1. Haverá litispendência quando existirem em curso dois ou mais processos idênticos ao mesmo tempo. Para serem idênticos, é imprescindível possuir: a) mesmas partes; b) mesma causa de pedir; e c) mesmo pedido.
2. No caso em exame, embora tenham as mesmas partes, e o mesmo pedido, as demandas possuem causa de pedir distintas, ficando evidente a ausência de litispendência.
3. Considerando que a petição inicial preenche os requisitos elencados pelo art. 319 do CPC, bem como foi devidamente instruída com os documentos indispensáveis à propositura da ação (art. 320 do CPC), não é cabível a extinção da ação, sem resolução do mérito, no atual momento processual, de modo que a anulação da sentença, com a determinação de retorno dos autos à primeira instância, para que a ação prossiga em seus regulares termos, é medida que se impõe.
4. Recurso conhecido e provido.
(TJPI | Apelação Cível Nº 0802328-32.2021.8.18.0073| Relator: Aderson Antônio Brito Nogueira | 1ª CÂMARA ESPECIALIZADA CÍVEL | Data de Julgamento: 20/11//2022)
Cumpre destacar que, nesse contexto, caso haja a manutenção da sentença, estaria por se legitimar a criação de pressupostos de admissibilidade da petição inicial extralegais e discricionários, o que não se afigura possível, vez que, repiso, por disposição expressa, o Código de Processo Civil já elenca as situações de inépcia, consoante artigos acima colacionados.
Por fim, resta impossibilitado o julgamento do mérito da ação originária (aplicação da causa madura), vez que o processo não passou pela fase de dilação probatória (art. 1.013, §3º, do CPC/2015).

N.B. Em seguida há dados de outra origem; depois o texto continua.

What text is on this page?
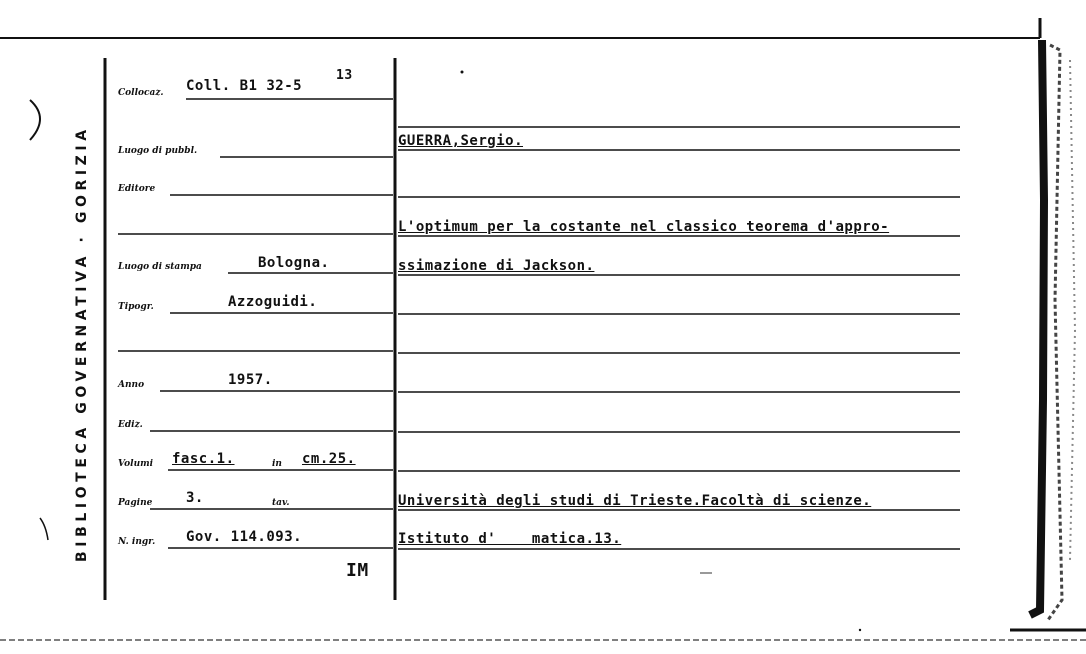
BIBLIOTECA GOVERNATIVA · GORIZIA
Collocaz. Coll. B1 32-5
13
Luogo di pubbl.
Editore
Luogo di stampa	Bologna.
Tipogr.	Azzoguidi.
Anno	1957.
Ediz.
Volumi fasc.1.	in cm.25.
Pagine 3.	tav.
N. ingr. Gov. 114.093.
IM
GUERRA,Sergio.
L'optimum per la costante nel classico teorema d'appro-
ssimazione di Jackson.
Università degli studi di Trieste.Facoltà di scienze.
Istituto d'    matica.13.
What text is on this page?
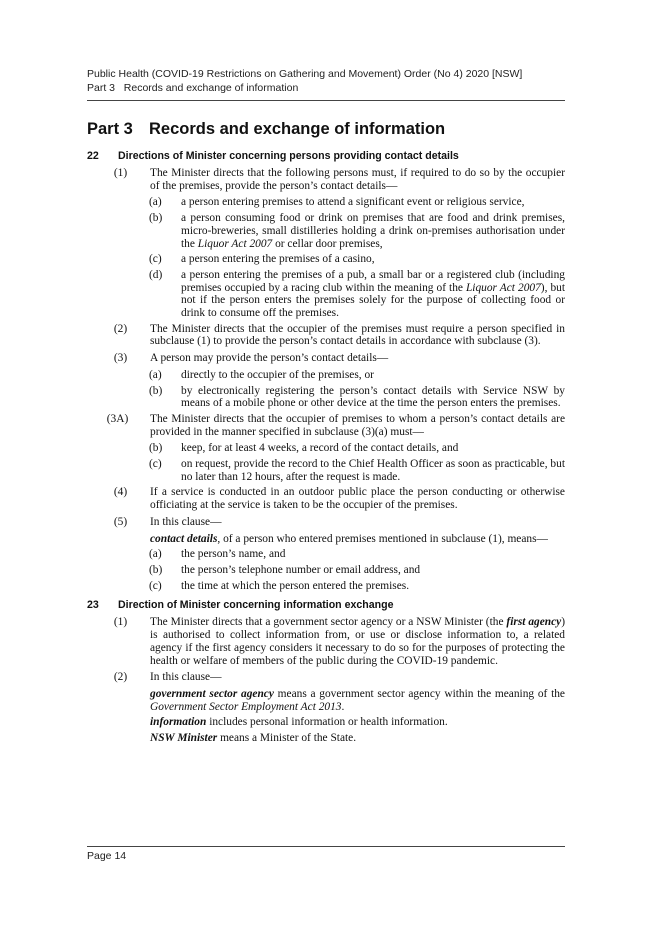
Public Health (COVID-19 Restrictions on Gathering and Movement) Order (No 4) 2020 [NSW]
Part 3   Records and exchange of information
Part 3 Records and exchange of information
22	Directions of Minister concerning persons providing contact details
(1)	The Minister directs that the following persons must, if required to do so by the occupier of the premises, provide the person’s contact details—
(a)	a person entering premises to attend a significant event or religious service,
(b)	a person consuming food or drink on premises that are food and drink premises, micro-breweries, small distilleries holding a drink on-premises authorisation under the Liquor Act 2007 or cellar door premises,
(c)	a person entering the premises of a casino,
(d)	a person entering the premises of a pub, a small bar or a registered club (including premises occupied by a racing club within the meaning of the Liquor Act 2007), but not if the person enters the premises solely for the purpose of collecting food or drink to consume off the premises.
(2)	The Minister directs that the occupier of the premises must require a person specified in subclause (1) to provide the person’s contact details in accordance with subclause (3).
(3)	A person may provide the person’s contact details—
(a)	directly to the occupier of the premises, or
(b)	by electronically registering the person’s contact details with Service NSW by means of a mobile phone or other device at the time the person enters the premises.
(3A)	The Minister directs that the occupier of premises to whom a person’s contact details are provided in the manner specified in subclause (3)(a) must—
(b)	keep, for at least 4 weeks, a record of the contact details, and
(c)	on request, provide the record to the Chief Health Officer as soon as practicable, but no later than 12 hours, after the request is made.
(4)	If a service is conducted in an outdoor public place the person conducting or otherwise officiating at the service is taken to be the occupier of the premises.
(5)	In this clause—
contact details, of a person who entered premises mentioned in subclause (1), means—
(a)	the person’s name, and
(b)	the person’s telephone number or email address, and
(c)	the time at which the person entered the premises.
23	Direction of Minister concerning information exchange
(1)	The Minister directs that a government sector agency or a NSW Minister (the first agency) is authorised to collect information from, or use or disclose information to, a related agency if the first agency considers it necessary to do so for the purposes of protecting the health or welfare of members of the public during the COVID-19 pandemic.
(2)	In this clause—
government sector agency means a government sector agency within the meaning of the Government Sector Employment Act 2013.
information includes personal information or health information.
NSW Minister means a Minister of the State.
Page 14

IV - DA CONDENAÇÃO POR LITIGÂNCIA DE MÁ-FÉ
Inexistindo prova da ocorrência de fraude ou outro vício que pudesse invalidar a contratação, eis que a assinatura contida no contrato é semelhante às que constam nos documentos acostados pela parte apelante, não merece o recorrente o pagamento de qualquer indenização, pois ausente ato ilícito praticado pela instituição financeira no caso em apreço, impondo-se a manutenção da sentença vergastada.

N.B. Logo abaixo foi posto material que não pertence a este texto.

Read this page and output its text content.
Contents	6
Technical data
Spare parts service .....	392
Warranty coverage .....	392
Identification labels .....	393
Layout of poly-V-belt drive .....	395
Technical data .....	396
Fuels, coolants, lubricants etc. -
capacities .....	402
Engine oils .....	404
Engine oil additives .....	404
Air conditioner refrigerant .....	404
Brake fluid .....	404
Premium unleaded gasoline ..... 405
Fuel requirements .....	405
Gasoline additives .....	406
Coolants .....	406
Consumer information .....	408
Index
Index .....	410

O juízo de primeiro grau, por entender maliciosa a atuação da parte autora, a condenou ao pagamento de multa no importe de 1% sobre o valor da causa ante a litigância de má-fé.
Ora, a litigância de má-fé não se presume; exige-se prova satisfatória de conduta dolosa da parte, conforme já decidiu o Superior Tribunal de Justiça. Veja-se:
AGRAVO INTERNO NO RECURSO ESPECIAL. RESPONSABILIDADE CIVIL. CUMPRIMENTO DE SENTENÇA. LITIGÂNCIA DE MÁ-FÉ NÃO CARACTERIZADA. AUSÊNCIA DE DOLO. AGRAVO INTERNO NÃO PROVIDO. 1. A simples interposição de recurso previsto em lei não caracteriza litigância de má-fé, porque esta não pode ser presumida, sendo necessária a comprovação do dolo, ou seja, da intenção de obstrução do trâmite regular do processo, o que não se percebe nos presentes autos. 2. Agravo interno a que se nega provimento.
(STJ - AgInt no REsp: 1306131 SP 2011/0200058-9, Relator: Ministro RAUL ARAÚJO, Data de Julgamento: 16/05/2019, T4 - QUARTA TURMA, Data de Publicação: DJe 30/05/2019).
No mesmo sentido, cito precedente dessa colenda câmara:
APELAÇÃO CÍVEL. AÇÃO REVISIONAL DE CONTRATO. IMPROCEDÊNCIA LIMINAR DO PEDIDO. ART. 332 DO CPC. ALEGAÇÃO DE IMPOSSIBILIDADE DE CAPITALIZAÇÃO DE JUROS EM CONTRATO BANCÁRIO. SÚMULAS 539 E 541 DO STJ. LITIGÂNCIA DE MÁ-FÉ NÃO CONFIGURADA. RECURSO CONHECIDO E PARCIALMENTE PROVIDO.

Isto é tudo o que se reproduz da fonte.